Yes, it’s hard to let go. Not like I have experienced that yet, but it probably feels like sending your kid to college, knowing that he’s starting a new life without you. At least we can rest easier knowing Casey is in good hands. Whenever Amazing Alex becomes a worldwide hit, we can proudly point to that and say we started that game.
On a personal level, my life hasn’t changed at all. Flower Garden has been doing a good job at keeping my family fed for the last few years, so getting more money doesn’t have a huge impact. This unexpected deal bumped up those numbers in the bank, but hasn’t otherwise changed much for me. No Ferraris in the garage, or even, for those who know me, no fancy new road bikes (still riding my trusty 12-year old Trek 5200). The only splurge was buying a 30″ Apple Cinema Display.
The deal has, however, definitely affected my future projects. At one level, it means I don’t have to worry about funding for my next few games, which is great. Both Flower Garden and Casey’s Contraptions were done on a minimal budget. Now I can afford to spend more money in areas where it can make a difference, and be able to offer people money up front instead of just some percent of royalties.

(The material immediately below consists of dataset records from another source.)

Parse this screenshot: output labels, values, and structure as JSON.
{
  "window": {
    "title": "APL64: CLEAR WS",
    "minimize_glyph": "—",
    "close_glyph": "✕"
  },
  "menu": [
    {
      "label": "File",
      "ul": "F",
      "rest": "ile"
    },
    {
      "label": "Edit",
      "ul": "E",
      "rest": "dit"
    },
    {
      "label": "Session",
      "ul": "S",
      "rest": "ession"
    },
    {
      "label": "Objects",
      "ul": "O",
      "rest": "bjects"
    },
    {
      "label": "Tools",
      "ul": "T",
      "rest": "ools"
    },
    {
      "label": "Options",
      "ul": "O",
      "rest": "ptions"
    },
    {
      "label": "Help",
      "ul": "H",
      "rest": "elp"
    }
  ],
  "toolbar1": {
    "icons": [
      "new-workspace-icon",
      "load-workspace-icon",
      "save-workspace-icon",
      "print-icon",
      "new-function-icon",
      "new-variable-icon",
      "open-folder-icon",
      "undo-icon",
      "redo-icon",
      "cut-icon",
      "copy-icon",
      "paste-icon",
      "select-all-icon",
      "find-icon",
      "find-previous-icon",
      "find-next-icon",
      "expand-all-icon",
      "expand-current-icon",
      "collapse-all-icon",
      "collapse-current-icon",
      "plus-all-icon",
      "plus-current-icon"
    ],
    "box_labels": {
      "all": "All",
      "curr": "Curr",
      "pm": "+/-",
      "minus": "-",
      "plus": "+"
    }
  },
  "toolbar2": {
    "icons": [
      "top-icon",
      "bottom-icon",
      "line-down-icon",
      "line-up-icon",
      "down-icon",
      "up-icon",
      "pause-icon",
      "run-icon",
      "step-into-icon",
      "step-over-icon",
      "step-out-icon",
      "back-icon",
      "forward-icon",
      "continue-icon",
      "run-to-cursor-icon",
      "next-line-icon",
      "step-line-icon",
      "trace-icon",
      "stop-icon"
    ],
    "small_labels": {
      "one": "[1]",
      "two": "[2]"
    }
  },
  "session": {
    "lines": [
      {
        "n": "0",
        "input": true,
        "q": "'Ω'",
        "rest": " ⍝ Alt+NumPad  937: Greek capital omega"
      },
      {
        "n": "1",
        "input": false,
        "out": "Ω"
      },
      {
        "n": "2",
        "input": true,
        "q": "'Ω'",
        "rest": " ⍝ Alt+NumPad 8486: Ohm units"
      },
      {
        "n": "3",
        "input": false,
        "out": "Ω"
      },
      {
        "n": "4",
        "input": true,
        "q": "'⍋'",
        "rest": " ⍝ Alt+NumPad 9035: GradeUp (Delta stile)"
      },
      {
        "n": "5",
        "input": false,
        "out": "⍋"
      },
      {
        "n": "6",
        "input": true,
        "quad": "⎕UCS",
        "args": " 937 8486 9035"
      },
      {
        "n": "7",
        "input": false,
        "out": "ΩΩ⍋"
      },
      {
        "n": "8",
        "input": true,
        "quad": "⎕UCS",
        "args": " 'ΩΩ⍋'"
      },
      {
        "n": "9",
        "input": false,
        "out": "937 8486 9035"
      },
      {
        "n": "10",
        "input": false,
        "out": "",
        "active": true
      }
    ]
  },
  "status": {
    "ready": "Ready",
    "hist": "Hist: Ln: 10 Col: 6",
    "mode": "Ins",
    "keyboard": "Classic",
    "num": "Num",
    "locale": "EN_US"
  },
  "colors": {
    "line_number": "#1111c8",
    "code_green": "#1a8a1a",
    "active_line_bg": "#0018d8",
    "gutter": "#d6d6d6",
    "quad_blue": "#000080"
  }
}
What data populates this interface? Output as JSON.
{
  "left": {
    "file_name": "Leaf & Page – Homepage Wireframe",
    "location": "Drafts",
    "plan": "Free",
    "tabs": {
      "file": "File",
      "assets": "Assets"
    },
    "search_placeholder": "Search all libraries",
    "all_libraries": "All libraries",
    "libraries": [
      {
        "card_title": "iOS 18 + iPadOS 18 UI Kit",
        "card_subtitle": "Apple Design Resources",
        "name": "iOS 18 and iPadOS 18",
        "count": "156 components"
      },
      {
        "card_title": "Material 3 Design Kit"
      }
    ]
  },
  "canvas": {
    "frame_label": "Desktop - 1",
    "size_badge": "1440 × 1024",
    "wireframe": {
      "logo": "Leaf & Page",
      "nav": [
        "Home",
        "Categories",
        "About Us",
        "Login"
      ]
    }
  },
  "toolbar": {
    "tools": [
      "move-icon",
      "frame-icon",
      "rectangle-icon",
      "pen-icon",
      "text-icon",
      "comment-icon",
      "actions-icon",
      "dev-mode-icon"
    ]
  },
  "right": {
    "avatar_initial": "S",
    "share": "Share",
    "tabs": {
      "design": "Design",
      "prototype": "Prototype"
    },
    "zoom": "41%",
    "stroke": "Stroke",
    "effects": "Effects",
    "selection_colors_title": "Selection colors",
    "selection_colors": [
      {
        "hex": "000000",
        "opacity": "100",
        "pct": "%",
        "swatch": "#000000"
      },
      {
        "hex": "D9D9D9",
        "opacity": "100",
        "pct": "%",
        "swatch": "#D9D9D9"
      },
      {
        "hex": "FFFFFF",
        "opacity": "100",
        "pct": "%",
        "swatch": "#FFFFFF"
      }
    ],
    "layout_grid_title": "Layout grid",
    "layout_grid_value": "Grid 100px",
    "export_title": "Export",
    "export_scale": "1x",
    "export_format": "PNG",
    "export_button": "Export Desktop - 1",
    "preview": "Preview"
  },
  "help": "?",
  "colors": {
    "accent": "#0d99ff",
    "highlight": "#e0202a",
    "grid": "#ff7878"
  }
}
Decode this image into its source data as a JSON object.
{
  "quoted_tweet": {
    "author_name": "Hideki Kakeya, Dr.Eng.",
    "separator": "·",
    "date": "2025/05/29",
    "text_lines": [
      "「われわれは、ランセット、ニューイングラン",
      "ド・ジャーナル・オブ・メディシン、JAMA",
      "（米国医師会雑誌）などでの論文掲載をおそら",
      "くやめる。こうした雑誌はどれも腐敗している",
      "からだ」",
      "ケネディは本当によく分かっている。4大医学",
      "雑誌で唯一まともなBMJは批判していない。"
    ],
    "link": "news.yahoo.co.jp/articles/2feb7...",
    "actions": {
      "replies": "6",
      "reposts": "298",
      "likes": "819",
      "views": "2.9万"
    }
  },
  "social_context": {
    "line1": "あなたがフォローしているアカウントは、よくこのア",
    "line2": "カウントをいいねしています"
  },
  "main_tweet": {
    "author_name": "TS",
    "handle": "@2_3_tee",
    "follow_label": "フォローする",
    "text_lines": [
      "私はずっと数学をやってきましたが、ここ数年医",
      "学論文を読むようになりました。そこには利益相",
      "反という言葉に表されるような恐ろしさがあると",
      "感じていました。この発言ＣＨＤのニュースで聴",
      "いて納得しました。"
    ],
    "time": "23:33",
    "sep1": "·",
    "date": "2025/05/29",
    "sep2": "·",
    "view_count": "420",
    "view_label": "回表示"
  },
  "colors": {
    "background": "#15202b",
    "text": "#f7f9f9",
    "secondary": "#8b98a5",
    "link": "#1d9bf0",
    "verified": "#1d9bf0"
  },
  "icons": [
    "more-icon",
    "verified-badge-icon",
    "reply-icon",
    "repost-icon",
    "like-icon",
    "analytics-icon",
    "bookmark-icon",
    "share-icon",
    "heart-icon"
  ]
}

One thing I never want to do is have full time employees though. Full time employees bring constant burn rate, and start adding a sense of pressure I do not want. One of the best things about being indie is the flexibility that it brings. Collaborations with other indies have worked really well so far, and I’ll continue to do that as much as possible for future projects.
The other way the deal has affected my future projects is that there will be more pressure to follow up Casey’s Contraptions with a great game. Even though Casey’s Contraptions is the same it was a few months ago, the fact that it was bought by Rovio will make a lot of people take notice and compare it to any of my future games.
I’ve already been struggling with those effects for several months. I’ve been making and discarding prototype after prototype. More than half of those would have made for fine games, but I have no desire to release a “just OK” game for the sake of releasing something. I’ve also decided that I’m not even going to consider potential for financial success for my next game. It’s not going to be aimed at the mass market, it’s not going to be full of zombies, and it’s certainly not going to be a typical freemium game.
Whatever my next game is, it’s going to be a more personal, more niche game. Something that I can be really excited about working for however many months it takes, and something I can be really proud of after launch.
Bye, bye Casey! We’ll miss you, but we can’t wait to see what you do out there!